Update after rebuttal: Thanks for clarifications on SGD and other baselines. Please make sure to add these experimental results in future versions of the paper. ---------------------------------------------------------------------------------------------------------- Most of my comments are on the empirical results: 1) Experiments in Section 5: While the experimental results in Section 5 suggest that the proposed technique is fast compared to direct optimization of the original objective, it is not clear how much it improves over the baselines such as oblivious Gaussian sketching. Since classification accuracy is used as the error metric (and not parameter recovery error), it could be possible oblivious sketching will have similar performance as adaptive sketching. So the authors should compare their approach with other sketching baselines and Nystrom method. The authors also point out that SGD didn't work well for adaptive sketching.
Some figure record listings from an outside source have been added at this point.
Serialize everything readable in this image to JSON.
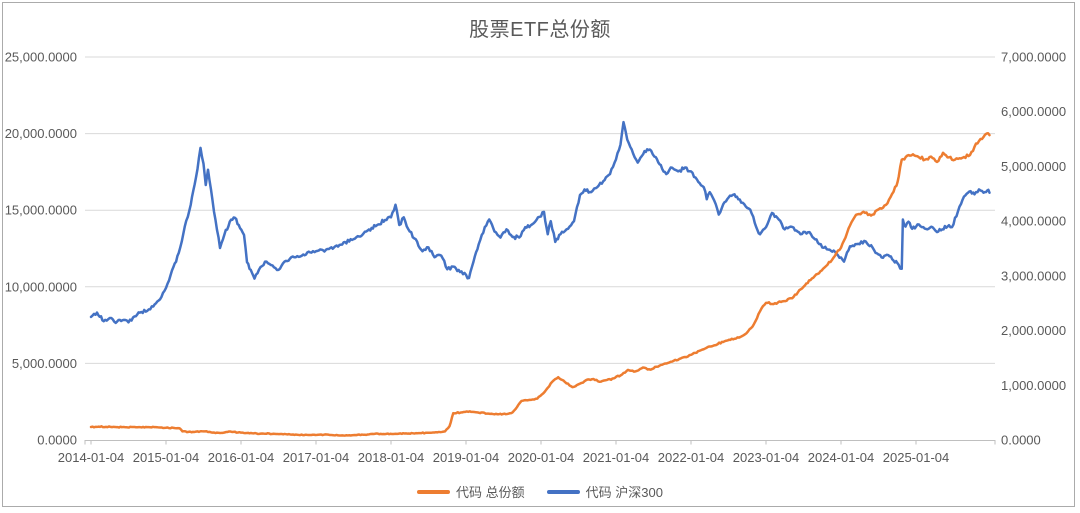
{
  "chart_data": {
    "type": "line",
    "title": "股票ETF总份额",
    "legend_position": "bottom",
    "grid": true,
    "background": "#FFFFFF",
    "gridline_color": "#D9D9D9",
    "axis_line_color": "#BFBFBF",
    "text_color": "#595959",
    "frame_color": "#ABABAB",
    "x_axis": {
      "type": "date",
      "domain_years": [
        2014,
        2026
      ],
      "tick_labels": [
        "2014-01-04",
        "2015-01-04",
        "2016-01-04",
        "2017-01-04",
        "2018-01-04",
        "2019-01-04",
        "2020-01-04",
        "2021-01-04",
        "2022-01-04",
        "2023-01-04",
        "2024-01-04",
        "2025-01-04"
      ]
    },
    "y_axis_left": {
      "min": 0,
      "max": 25000,
      "step": 5000,
      "tick_labels": [
        "0.0000",
        "5,000.0000",
        "10,000.0000",
        "15,000.0000",
        "20,000.0000",
        "25,000.0000"
      ]
    },
    "y_axis_right": {
      "min": 0,
      "max": 7000,
      "step": 1000,
      "tick_labels": [
        "0.0000",
        "1,000.0000",
        "2,000.0000",
        "3,000.0000",
        "4,000.0000",
        "5,000.0000",
        "6,000.0000",
        "7,000.0000"
      ]
    },
    "series": [
      {
        "name": "代码 总份额",
        "axis": "left",
        "color": "#ED7D31",
        "points": [
          [
            2014.0,
            850
          ],
          [
            2014.1,
            870
          ],
          [
            2014.2,
            855
          ],
          [
            2014.3,
            860
          ],
          [
            2014.45,
            840
          ],
          [
            2014.6,
            835
          ],
          [
            2014.75,
            840
          ],
          [
            2014.9,
            820
          ],
          [
            2015.0,
            800
          ],
          [
            2015.1,
            790
          ],
          [
            2015.18,
            770
          ],
          [
            2015.22,
            560
          ],
          [
            2015.3,
            530
          ],
          [
            2015.4,
            545
          ],
          [
            2015.5,
            560
          ],
          [
            2015.6,
            500
          ],
          [
            2015.7,
            470
          ],
          [
            2015.8,
            520
          ],
          [
            2015.9,
            530
          ],
          [
            2016.0,
            480
          ],
          [
            2016.15,
            440
          ],
          [
            2016.3,
            420
          ],
          [
            2016.45,
            400
          ],
          [
            2016.6,
            380
          ],
          [
            2016.75,
            340
          ],
          [
            2016.9,
            330
          ],
          [
            2017.05,
            350
          ],
          [
            2017.2,
            330
          ],
          [
            2017.35,
            300
          ],
          [
            2017.5,
            320
          ],
          [
            2017.65,
            340
          ],
          [
            2017.75,
            400
          ],
          [
            2017.9,
            390
          ],
          [
            2018.05,
            400
          ],
          [
            2018.2,
            430
          ],
          [
            2018.35,
            440
          ],
          [
            2018.5,
            470
          ],
          [
            2018.62,
            500
          ],
          [
            2018.72,
            560
          ],
          [
            2018.78,
            900
          ],
          [
            2018.83,
            1750
          ],
          [
            2018.95,
            1800
          ],
          [
            2019.05,
            1870
          ],
          [
            2019.15,
            1800
          ],
          [
            2019.3,
            1720
          ],
          [
            2019.42,
            1680
          ],
          [
            2019.55,
            1700
          ],
          [
            2019.62,
            1800
          ],
          [
            2019.68,
            2150
          ],
          [
            2019.74,
            2550
          ],
          [
            2019.85,
            2620
          ],
          [
            2019.95,
            2700
          ],
          [
            2020.05,
            3150
          ],
          [
            2020.15,
            3800
          ],
          [
            2020.23,
            4100
          ],
          [
            2020.32,
            3780
          ],
          [
            2020.42,
            3450
          ],
          [
            2020.52,
            3680
          ],
          [
            2020.62,
            3950
          ],
          [
            2020.7,
            3980
          ],
          [
            2020.78,
            3800
          ],
          [
            2020.88,
            3920
          ],
          [
            2020.97,
            4020
          ],
          [
            2021.08,
            4270
          ],
          [
            2021.16,
            4580
          ],
          [
            2021.24,
            4460
          ],
          [
            2021.36,
            4730
          ],
          [
            2021.46,
            4590
          ],
          [
            2021.6,
            4900
          ],
          [
            2021.75,
            5120
          ],
          [
            2021.9,
            5400
          ],
          [
            2022.0,
            5560
          ],
          [
            2022.15,
            5900
          ],
          [
            2022.3,
            6160
          ],
          [
            2022.45,
            6450
          ],
          [
            2022.6,
            6620
          ],
          [
            2022.72,
            6900
          ],
          [
            2022.82,
            7400
          ],
          [
            2022.92,
            8400
          ],
          [
            2023.0,
            8950
          ],
          [
            2023.1,
            8870
          ],
          [
            2023.22,
            9050
          ],
          [
            2023.35,
            9250
          ],
          [
            2023.5,
            10000
          ],
          [
            2023.65,
            10700
          ],
          [
            2023.8,
            11350
          ],
          [
            2023.9,
            11900
          ],
          [
            2024.0,
            12550
          ],
          [
            2024.1,
            13800
          ],
          [
            2024.2,
            14700
          ],
          [
            2024.3,
            14900
          ],
          [
            2024.4,
            14650
          ],
          [
            2024.5,
            15050
          ],
          [
            2024.6,
            15350
          ],
          [
            2024.68,
            16050
          ],
          [
            2024.74,
            16600
          ],
          [
            2024.77,
            17200
          ],
          [
            2024.81,
            18300
          ],
          [
            2024.88,
            18550
          ],
          [
            2024.96,
            18650
          ],
          [
            2025.04,
            18450
          ],
          [
            2025.12,
            18300
          ],
          [
            2025.2,
            18500
          ],
          [
            2025.28,
            18150
          ],
          [
            2025.36,
            18750
          ],
          [
            2025.44,
            18450
          ],
          [
            2025.52,
            18300
          ],
          [
            2025.62,
            18420
          ],
          [
            2025.72,
            18600
          ],
          [
            2025.8,
            19350
          ],
          [
            2025.88,
            19650
          ],
          [
            2025.94,
            20000
          ],
          [
            2025.98,
            19900
          ]
        ]
      },
      {
        "name": "代码 沪深300",
        "axis": "right",
        "color": "#4472C4",
        "points": [
          [
            2014.0,
            2250
          ],
          [
            2014.08,
            2330
          ],
          [
            2014.17,
            2170
          ],
          [
            2014.25,
            2230
          ],
          [
            2014.33,
            2140
          ],
          [
            2014.42,
            2190
          ],
          [
            2014.5,
            2150
          ],
          [
            2014.58,
            2260
          ],
          [
            2014.67,
            2340
          ],
          [
            2014.75,
            2360
          ],
          [
            2014.83,
            2440
          ],
          [
            2014.92,
            2570
          ],
          [
            2015.0,
            2780
          ],
          [
            2015.08,
            3100
          ],
          [
            2015.17,
            3420
          ],
          [
            2015.25,
            3900
          ],
          [
            2015.33,
            4300
          ],
          [
            2015.4,
            4800
          ],
          [
            2015.46,
            5340
          ],
          [
            2015.5,
            5050
          ],
          [
            2015.53,
            4660
          ],
          [
            2015.56,
            4940
          ],
          [
            2015.62,
            4380
          ],
          [
            2015.68,
            3840
          ],
          [
            2015.72,
            3510
          ],
          [
            2015.78,
            3760
          ],
          [
            2015.85,
            3990
          ],
          [
            2015.92,
            4060
          ],
          [
            2015.97,
            3930
          ],
          [
            2016.04,
            3750
          ],
          [
            2016.08,
            3250
          ],
          [
            2016.13,
            3110
          ],
          [
            2016.18,
            2950
          ],
          [
            2016.26,
            3160
          ],
          [
            2016.34,
            3260
          ],
          [
            2016.42,
            3190
          ],
          [
            2016.5,
            3110
          ],
          [
            2016.58,
            3260
          ],
          [
            2016.67,
            3340
          ],
          [
            2016.75,
            3360
          ],
          [
            2016.83,
            3390
          ],
          [
            2016.92,
            3430
          ],
          [
            2017.0,
            3450
          ],
          [
            2017.17,
            3490
          ],
          [
            2017.33,
            3570
          ],
          [
            2017.5,
            3670
          ],
          [
            2017.67,
            3810
          ],
          [
            2017.83,
            3940
          ],
          [
            2017.92,
            4020
          ],
          [
            2018.0,
            4070
          ],
          [
            2018.06,
            4300
          ],
          [
            2018.11,
            3930
          ],
          [
            2018.17,
            4070
          ],
          [
            2018.25,
            3810
          ],
          [
            2018.33,
            3670
          ],
          [
            2018.42,
            3450
          ],
          [
            2018.5,
            3520
          ],
          [
            2018.58,
            3340
          ],
          [
            2018.67,
            3370
          ],
          [
            2018.75,
            3120
          ],
          [
            2018.83,
            3170
          ],
          [
            2018.92,
            3070
          ],
          [
            2019.0,
            3020
          ],
          [
            2019.04,
            2960
          ],
          [
            2019.1,
            3260
          ],
          [
            2019.17,
            3580
          ],
          [
            2019.25,
            3890
          ],
          [
            2019.31,
            4030
          ],
          [
            2019.38,
            3810
          ],
          [
            2019.46,
            3700
          ],
          [
            2019.54,
            3850
          ],
          [
            2019.62,
            3710
          ],
          [
            2019.71,
            3700
          ],
          [
            2019.79,
            3890
          ],
          [
            2019.88,
            3940
          ],
          [
            2019.96,
            4070
          ],
          [
            2020.04,
            4170
          ],
          [
            2020.09,
            3760
          ],
          [
            2020.13,
            4000
          ],
          [
            2020.19,
            3620
          ],
          [
            2020.26,
            3760
          ],
          [
            2020.34,
            3850
          ],
          [
            2020.44,
            4000
          ],
          [
            2020.52,
            4480
          ],
          [
            2020.58,
            4580
          ],
          [
            2020.67,
            4530
          ],
          [
            2020.75,
            4620
          ],
          [
            2020.83,
            4730
          ],
          [
            2020.92,
            4860
          ],
          [
            2021.0,
            5130
          ],
          [
            2021.06,
            5400
          ],
          [
            2021.1,
            5810
          ],
          [
            2021.15,
            5490
          ],
          [
            2021.21,
            5310
          ],
          [
            2021.29,
            5070
          ],
          [
            2021.38,
            5280
          ],
          [
            2021.45,
            5310
          ],
          [
            2021.53,
            5170
          ],
          [
            2021.58,
            5040
          ],
          [
            2021.67,
            4860
          ],
          [
            2021.73,
            4980
          ],
          [
            2021.83,
            4910
          ],
          [
            2021.92,
            4980
          ],
          [
            2022.0,
            4910
          ],
          [
            2022.08,
            4760
          ],
          [
            2022.17,
            4620
          ],
          [
            2022.21,
            4400
          ],
          [
            2022.25,
            4530
          ],
          [
            2022.33,
            4310
          ],
          [
            2022.37,
            4120
          ],
          [
            2022.43,
            4310
          ],
          [
            2022.5,
            4430
          ],
          [
            2022.58,
            4490
          ],
          [
            2022.63,
            4400
          ],
          [
            2022.71,
            4310
          ],
          [
            2022.79,
            4210
          ],
          [
            2022.87,
            3890
          ],
          [
            2022.92,
            3760
          ],
          [
            2023.0,
            3890
          ],
          [
            2023.08,
            4150
          ],
          [
            2023.17,
            4030
          ],
          [
            2023.25,
            3850
          ],
          [
            2023.33,
            3900
          ],
          [
            2023.46,
            3760
          ],
          [
            2023.58,
            3800
          ],
          [
            2023.71,
            3580
          ],
          [
            2023.83,
            3480
          ],
          [
            2023.92,
            3440
          ],
          [
            2024.04,
            3260
          ],
          [
            2024.12,
            3540
          ],
          [
            2024.21,
            3580
          ],
          [
            2024.33,
            3630
          ],
          [
            2024.42,
            3520
          ],
          [
            2024.5,
            3390
          ],
          [
            2024.56,
            3330
          ],
          [
            2024.63,
            3380
          ],
          [
            2024.7,
            3280
          ],
          [
            2024.77,
            3200
          ],
          [
            2024.81,
            3130
          ],
          [
            2024.825,
            4030
          ],
          [
            2024.86,
            3900
          ],
          [
            2024.9,
            3990
          ],
          [
            2024.95,
            3860
          ],
          [
            2025.02,
            3940
          ],
          [
            2025.08,
            3890
          ],
          [
            2025.15,
            3850
          ],
          [
            2025.22,
            3890
          ],
          [
            2025.28,
            3800
          ],
          [
            2025.35,
            3850
          ],
          [
            2025.42,
            3900
          ],
          [
            2025.48,
            3890
          ],
          [
            2025.56,
            4180
          ],
          [
            2025.64,
            4450
          ],
          [
            2025.71,
            4540
          ],
          [
            2025.78,
            4490
          ],
          [
            2025.84,
            4580
          ],
          [
            2025.9,
            4520
          ],
          [
            2025.95,
            4560
          ],
          [
            2025.98,
            4520
          ]
        ]
      }
    ]
  }
}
This sounds slightly concerning because, for really high dimensional problems, where one has to use a large sketching dimension, Newtons method would be slower than SGD. So, it'd be great if the authors perform more experiments on the robustness of other baselines and the proposed method to the choice of optimizer used. What value of lambda is used for synthetic experiments in Figure 1? It looks like lambda = 0 is used. If this is the case, logistic regression on separable data wouldn't have a minimizer (the norm of its iterates diverges). So shouldn't the relative error keep diverging as well? 2) While the theoretical results look interesting, it is not clear why this particular form of adaptive sketching works. So it'd be great if the authors provide some intuition for why the proposed approach works. 3) Clarity: I feel the organization of the paper could be slightly improved. Some parts in the paper which are not so important (e.g., remark 1) can be pushed to the appendix and more discussion can be added to section 4. It'd be good if the authors provide some discussion on how the proposed method compares with other techniques for accelerating kernel methods such as random fourier features, nystrom methods.